Cursor AI, the popular vibe coding platform, recently hit the headlines for releasing its Composer 2 model to offer what it claimed a superior coding experience than other third-party AI models. Marketed as offering “frontier-level coding intelligence,” a controversy erupted within days of its release, as coding critics discovered that Composer 2 was developed on Moonshot AI’s open-source Kimi K2.5 model as the base. For those who are unaware, Kimi K2.5 model is a Chinese open-source AI model.
As soon as the controversy blew up, Cursor was quick to clarify all concerns, with co-founder Aman Sanger confirming that Composer 2 was based on Kimi K2.5 but trained extensively by Cursor to make it more capable than the stock model. “It was a miss to not mention the Kimi base in our blog from the start. We’ll fix that for the next model,” stated Sanger.
Community discovers Kimi K2.5 base
When Composer 2 was released, the company highlighted impressive results on challenging coding benchmarks, including SWE-bench Multilingual and Terminal-Bench, thus promising a major step forward for multi-file editing, 200,000-token context handling, and complex software engineering tasks.
Within hours, developer Fynn posted findings from API response inspection showing an internal model identifier — “kimi-k2p5-rl-0317-s515-fast” — thus clearly referencing Moonshot AI’s Kimi K2.5, which was originally released in January 2026. Fynn characterised Composer 2 as “essentially Kimi 2.5 plus extra reinforcement learning” and urged Cursor to update the model naming for clarity.
Joining many developers in criticising the discovery was Tesla and SpaceX CEO Elon Musk, who also dropped a comment, stating, “Yeah, it’s Kimi 2.5.”
Cursor issues clarity, co-founder Sanger admits fault
As the incident blew up, Cursor responded promptly. Vice President of Developer Education Lee Robinson acknowledged the open-source foundation, stating, “Yep, Composer 2 started from an open-source base!” He clarified that roughly one-quarter of the total training compute originated from the Kimi weights, while the remaining three-quarters came from Cursor’s own extended training runs. As a result, he said, benchmark scores diverged significantly from those of the unmodified Kimi model.
Co-founder Aman Sanger addressed the communication shortfall, stating, “It was a miss to not mention the Kimi base in our blog from the start. We’ll fix that for the next model.”
Moonshot AI’s official Kimi account welcomed the news on X, confirming an authorised commercial arrangement facilitated through Fireworks AI’s inference platform. “We are proud to see Kimi-k2.5 provide the foundation,” the account posted. “Seeing our model integrated effectively through Cursor’s continued pretraining & high-compute RL training is the open model ecosystem we love to support.”
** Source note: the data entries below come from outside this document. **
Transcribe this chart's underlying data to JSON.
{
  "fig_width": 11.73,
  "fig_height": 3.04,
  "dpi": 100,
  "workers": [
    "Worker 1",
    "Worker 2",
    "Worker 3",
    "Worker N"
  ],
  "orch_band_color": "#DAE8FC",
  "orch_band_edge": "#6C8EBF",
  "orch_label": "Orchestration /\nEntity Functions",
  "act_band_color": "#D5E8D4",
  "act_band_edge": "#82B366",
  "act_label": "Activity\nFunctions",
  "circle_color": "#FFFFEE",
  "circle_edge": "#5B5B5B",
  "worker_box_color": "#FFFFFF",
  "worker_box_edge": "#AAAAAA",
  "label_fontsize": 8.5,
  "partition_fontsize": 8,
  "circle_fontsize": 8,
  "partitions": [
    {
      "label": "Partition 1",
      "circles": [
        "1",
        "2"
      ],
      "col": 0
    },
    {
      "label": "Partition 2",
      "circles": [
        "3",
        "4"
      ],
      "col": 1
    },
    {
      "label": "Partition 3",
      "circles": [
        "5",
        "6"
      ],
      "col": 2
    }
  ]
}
While some developers praised the collaboration as a healthy example of knowledge sharing across borders, others expressed concern over initial marketing that presented Composer 2 as more independently developed than it was in reality.
Cursor, which recently surpassed $2 billion in annual revenue and secured funding at a $29.3 billion valuation, continues to promote Composer 2 as a transformative tool for professional coding workflows.